9 responses to “Poly Means Many: Negotiation

  1. Pingback: » Negotiation Poly Means Many

  2. *applauds* Well said indeed 🙂

    Me? I read blogs for interesting writing and a different voice to my own. Yours definitely has that.

  3. Like Lori, I read blogs to see a different view on things. At present, because my poly relationships are ‘new’, it’s all exciting/challenging/scary so reading that it’s not really any different from what I already know helps.

    Like you, I figure out things when writing too (which is why I’ve been writing about poly stuff as well) and I really like the idea of making poly ‘normal’.

    I do disagree on the notion that poly is no different from any other relationship, by it’s very nature there are always more than one other person which brings obvious challenges in comms, negotiations and all that other stuff, but I guess they are mostly mechanical challenges rather than anything that is specific to poly.

    • “I do disagree on the notion that poly is no different from any other relationship”
      Well, there are specific issues that come up with exploring anything for the first time, like becoming non-monogamous, and polyamory does lend itself to a more fluid and changeable experience (as opposed to the common – and unfair – stereotype of monogamous couples who settle down and promptly stop learning, developing or changing). And yes, on the surface there are specific poly issues that don’t come up anywhere else (like ‘my metamour fancies me but I don’t fancy them’, ‘do I need to meet my girlfriend’s new partner yet?’ ‘I feel jealous – does this mean I’m not really poly?’ and a billion more).
      But none of these are actually novel scenarios. Everyone can understand dealing with an imbalance of attraction with someone you care about but don’t fancy, or wanting to make sure a close friend’s new partner feels welcome in a close-knit friendship group, or feeling torn between wanting to be happy for someone and wanting what they have for yourself or fearing you’re going to be left behind.
      This is what I mean – on the surface these can look like special poly things, but in reality the skills you need are skills that most people with friends and family already have.

  4. This post makes me happier than I can reasonably say. Like, this encompasses so much of what I want and how I feel. It is has actually cheered me up immeasurably. ❤ Thank you.

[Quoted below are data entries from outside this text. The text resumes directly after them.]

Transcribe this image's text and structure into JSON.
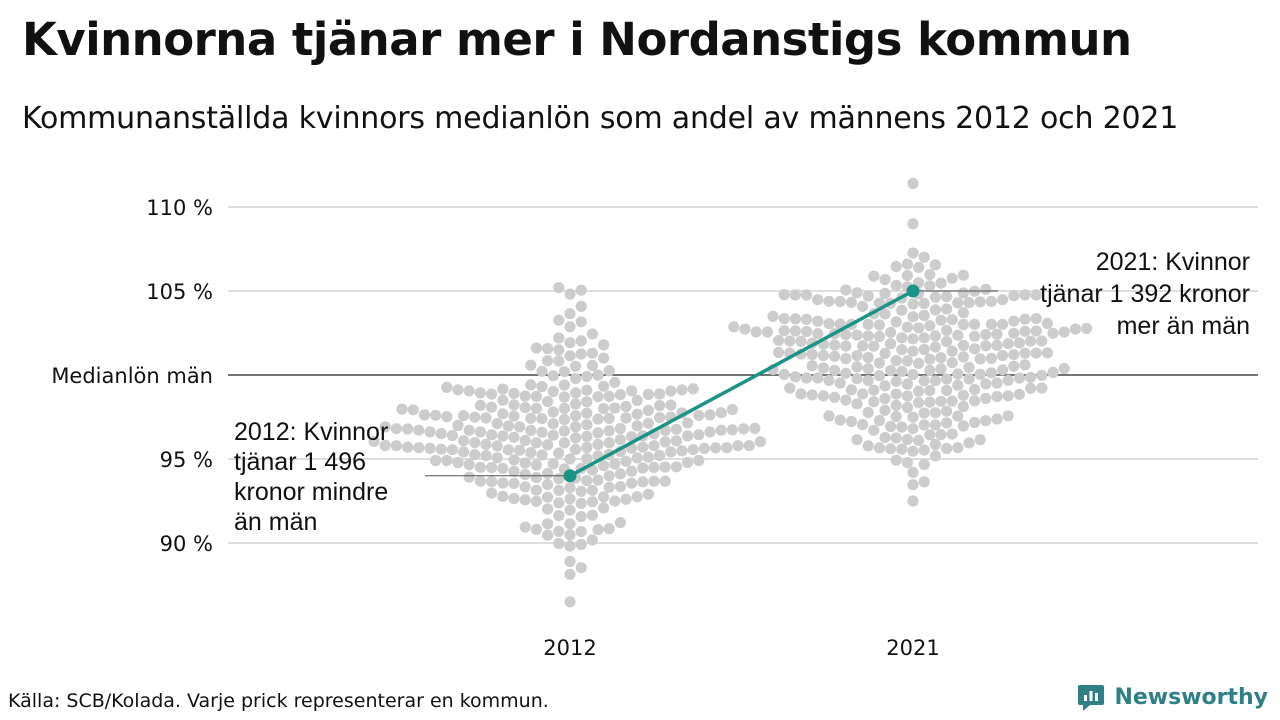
{
  "header": {
    "title": "Kvinnorna tjänar mer i Nordanstigs kommun",
    "subtitle": "Kommunanställda kvinnors medianlön som andel av männens 2012 och 2021"
  },
  "footer": {
    "source": "Källa: SCB/Kolada. Varje prick representerar en kommun.",
    "brand": "Newsworthy"
  },
  "colors": {
    "highlight": "#1a9486",
    "dots": "#cccccc",
    "grid": "#dddddd",
    "reference_line": "#222222",
    "brand": "#2e7f86"
  },
  "chart_data": {
    "type": "scatter",
    "categories": [
      "2012",
      "2021"
    ],
    "ylim": [
      85,
      112
    ],
    "y_ticks": [
      {
        "value": 90,
        "label": "90 %"
      },
      {
        "value": 95,
        "label": "95 %"
      },
      {
        "value": 100,
        "label": "Medianlön män"
      },
      {
        "value": 105,
        "label": "105 %"
      },
      {
        "value": 110,
        "label": "110 %"
      }
    ],
    "reference_line": 100,
    "grid": true,
    "distributions": [
      {
        "category": "2012",
        "min": 86.5,
        "max": 105.2,
        "median": 96.5,
        "dot_count": 290
      },
      {
        "category": "2021",
        "min": 92.5,
        "max": 111.4,
        "median": 100.7,
        "dot_count": 290
      }
    ],
    "highlight": {
      "values": [
        {
          "category": "2012",
          "value": 94
        },
        {
          "category": "2021",
          "value": 105
        }
      ]
    },
    "annotations": [
      {
        "category": "2012",
        "value": 94,
        "lines": [
          "2012: Kvinnor",
          "tjänar 1 496",
          "kronor mindre",
          "än män"
        ]
      },
      {
        "category": "2021",
        "value": 105,
        "lines": [
          "2021: Kvinnor",
          "tjänar 1 392 kronor",
          "mer än män"
        ]
      }
    ]
  }
}
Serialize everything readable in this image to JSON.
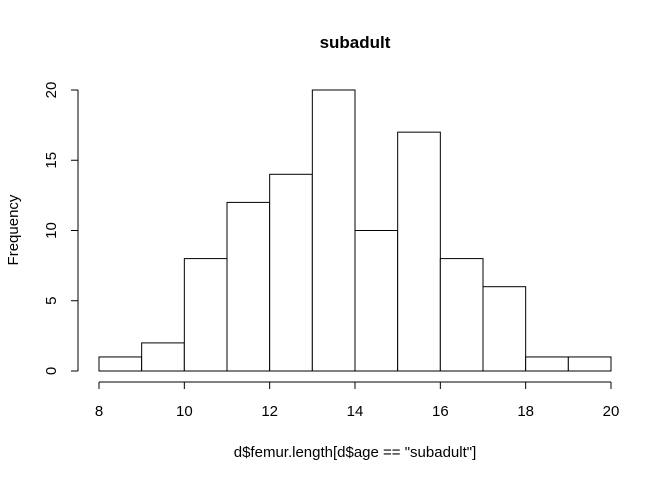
{
  "chart_data": {
    "type": "bar",
    "title": "subadult",
    "xlabel": "d$femur.length[d$age == \"subadult\"]",
    "ylabel": "Frequency",
    "bins": [
      {
        "start": 8,
        "end": 9,
        "count": 1
      },
      {
        "start": 9,
        "end": 10,
        "count": 2
      },
      {
        "start": 10,
        "end": 11,
        "count": 8
      },
      {
        "start": 11,
        "end": 12,
        "count": 12
      },
      {
        "start": 12,
        "end": 13,
        "count": 14
      },
      {
        "start": 13,
        "end": 14,
        "count": 20
      },
      {
        "start": 14,
        "end": 15,
        "count": 10
      },
      {
        "start": 15,
        "end": 16,
        "count": 17
      },
      {
        "start": 16,
        "end": 17,
        "count": 8
      },
      {
        "start": 17,
        "end": 18,
        "count": 6
      },
      {
        "start": 18,
        "end": 19,
        "count": 1
      },
      {
        "start": 19,
        "end": 20,
        "count": 1
      }
    ],
    "xlim": [
      8,
      20
    ],
    "ylim": [
      0,
      20
    ],
    "x_ticks": [
      8,
      10,
      12,
      14,
      16,
      18,
      20
    ],
    "y_ticks": [
      0,
      5,
      10,
      15,
      20
    ],
    "grid": false,
    "colors": {
      "bar_fill": "#ffffff",
      "bar_stroke": "#000000",
      "axis": "#000000"
    }
  }
}
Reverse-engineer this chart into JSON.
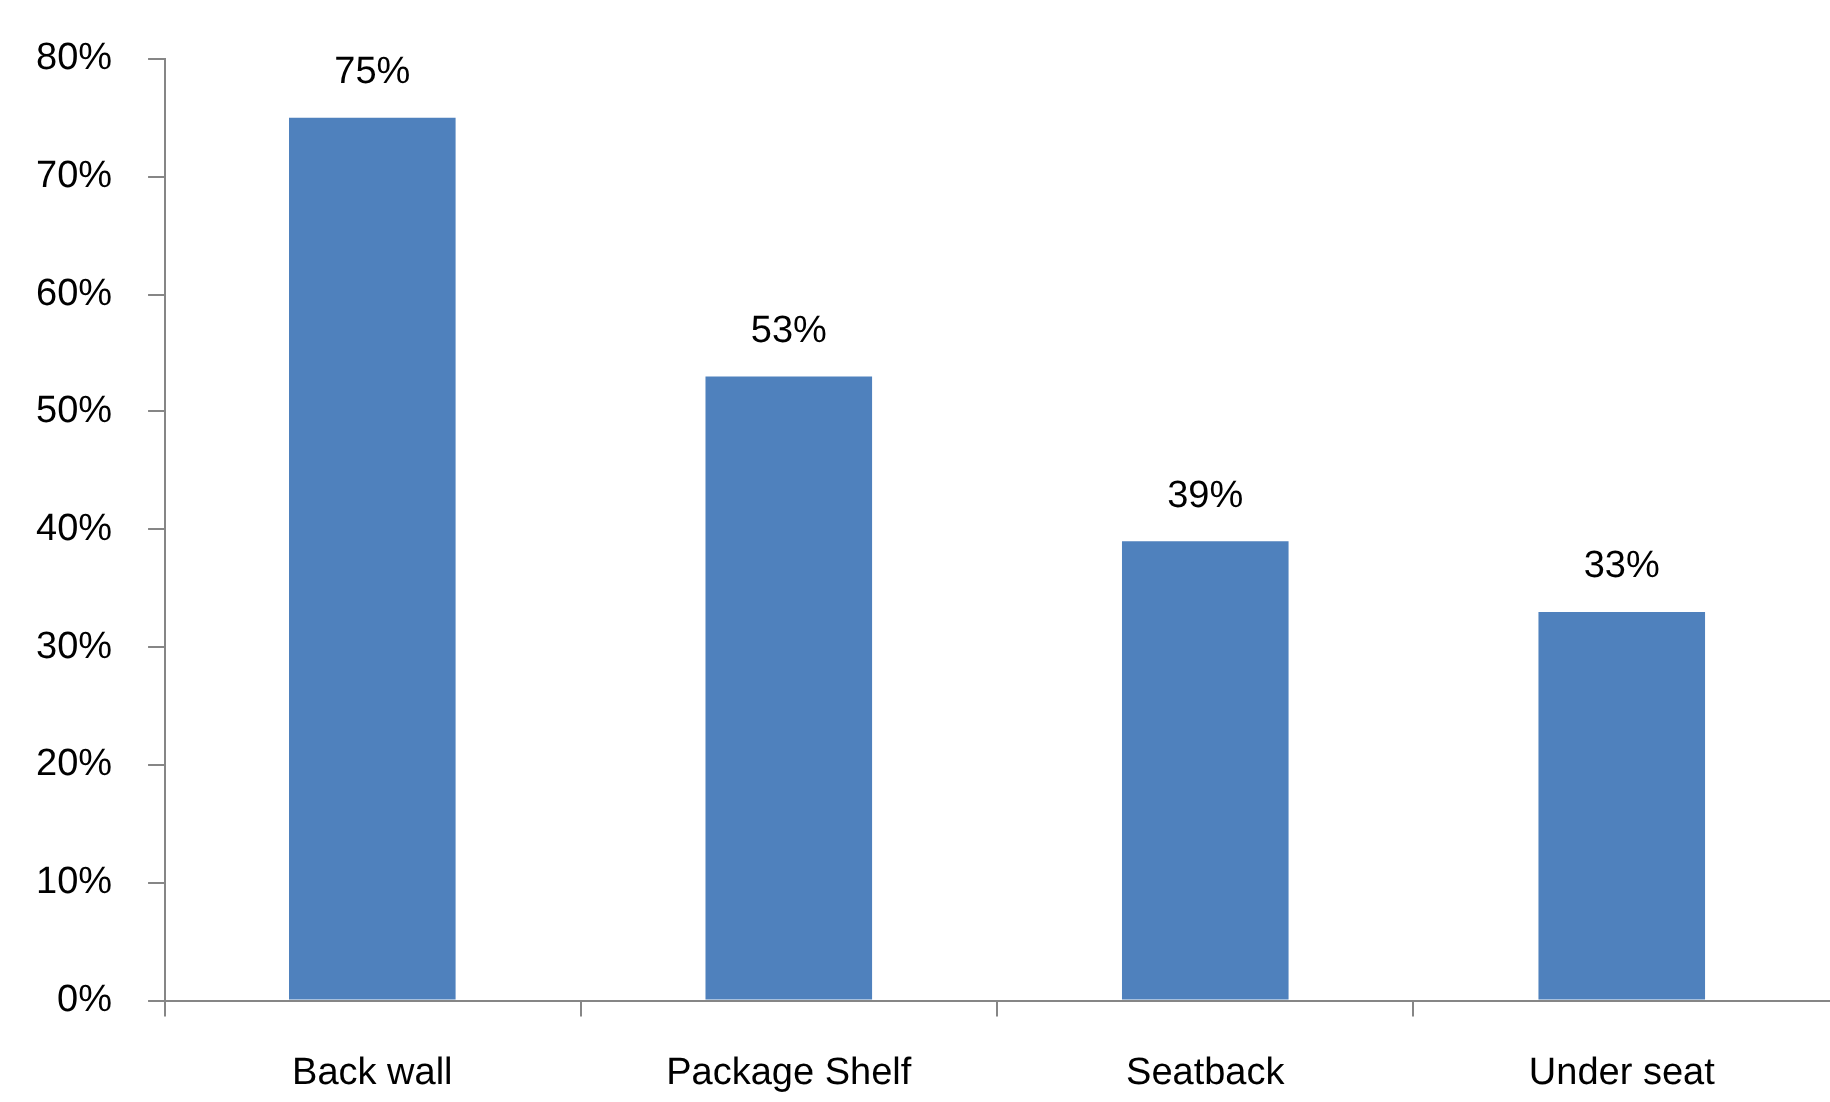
{
  "chart_data": {
    "type": "bar",
    "categories": [
      "Back wall",
      "Package Shelf",
      "Seatback",
      "Under seat"
    ],
    "values": [
      75,
      53,
      39,
      33
    ],
    "color": "#4f81bd",
    "value_labels": [
      "75%",
      "53%",
      "39%",
      "33%"
    ],
    "ylim": [
      0,
      80
    ],
    "yticks": [
      {
        "value": 0,
        "label": "0%"
      },
      {
        "value": 10,
        "label": "10%"
      },
      {
        "value": 20,
        "label": "20%"
      },
      {
        "value": 30,
        "label": "30%"
      },
      {
        "value": 40,
        "label": "40%"
      },
      {
        "value": 50,
        "label": "50%"
      },
      {
        "value": 60,
        "label": "60%"
      },
      {
        "value": 70,
        "label": "70%"
      },
      {
        "value": 80,
        "label": "80%"
      }
    ],
    "grid": false,
    "legend": false
  }
}
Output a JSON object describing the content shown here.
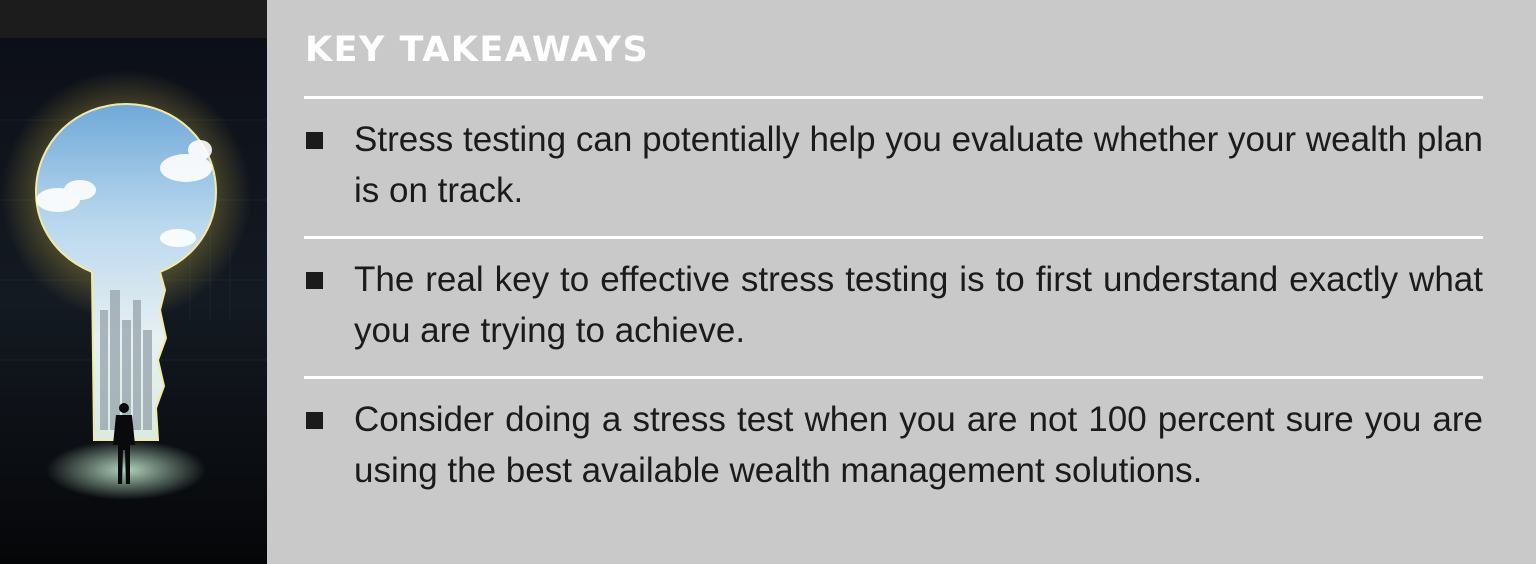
{
  "image": {
    "icon": "keyhole-businessman-illustration"
  },
  "section": {
    "heading": "KEY TAKEAWAYS",
    "items": [
      {
        "text": "Stress testing can potentially help you evaluate whether your wealth plan is on track."
      },
      {
        "text": "The real key to effective stress testing is to first understand exactly what you are trying to achieve."
      },
      {
        "text": "Consider doing a stress test when you are not 100 percent sure you are using the best available wealth management solutions."
      }
    ]
  },
  "colors": {
    "panel_background": "#c9c9c9",
    "heading_text": "#ffffff",
    "body_text": "#1b1b1b",
    "rules": "#ffffff"
  }
}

  5. Your blog, with its consistent clarity, contributes to the normalisation of polyamory. You’re right: being divorced or being gay, happily single, a woman ‘in a man’s job’ or vice versa etc, all defy the norm of forty/fifty years ago. Now these statuses are all normal and quite irrelevant in ‘news’ terms. I admire you and your fellow bloggers for showing how polyamory works, or maybe sometimes doesn’t. Open-ness is the key.

  6. I sort-of know you offline, but I don’t think that has much to do with my reading, because you don’t write about your life. Obviously your experiences flow into it, but what you write is general.

    I read because I find it interesting, I guess.

  7. Hello! Just saw you blog for the first time – love it! We write a poly blog (Jack of all triads) – that looks very different from other people’s poly blog because…there’s a lot of different ways to do this. But ultimately, we mostly write about what it means to love and be human and live in the world. You know, like everybody else’s blog. I agree with you that poly is not inherently interesting, BUT I think that many if not most of the people who practice it are because it takes a special something to jump out of the box and negotiate what happens next. Look forward to reading you in the future.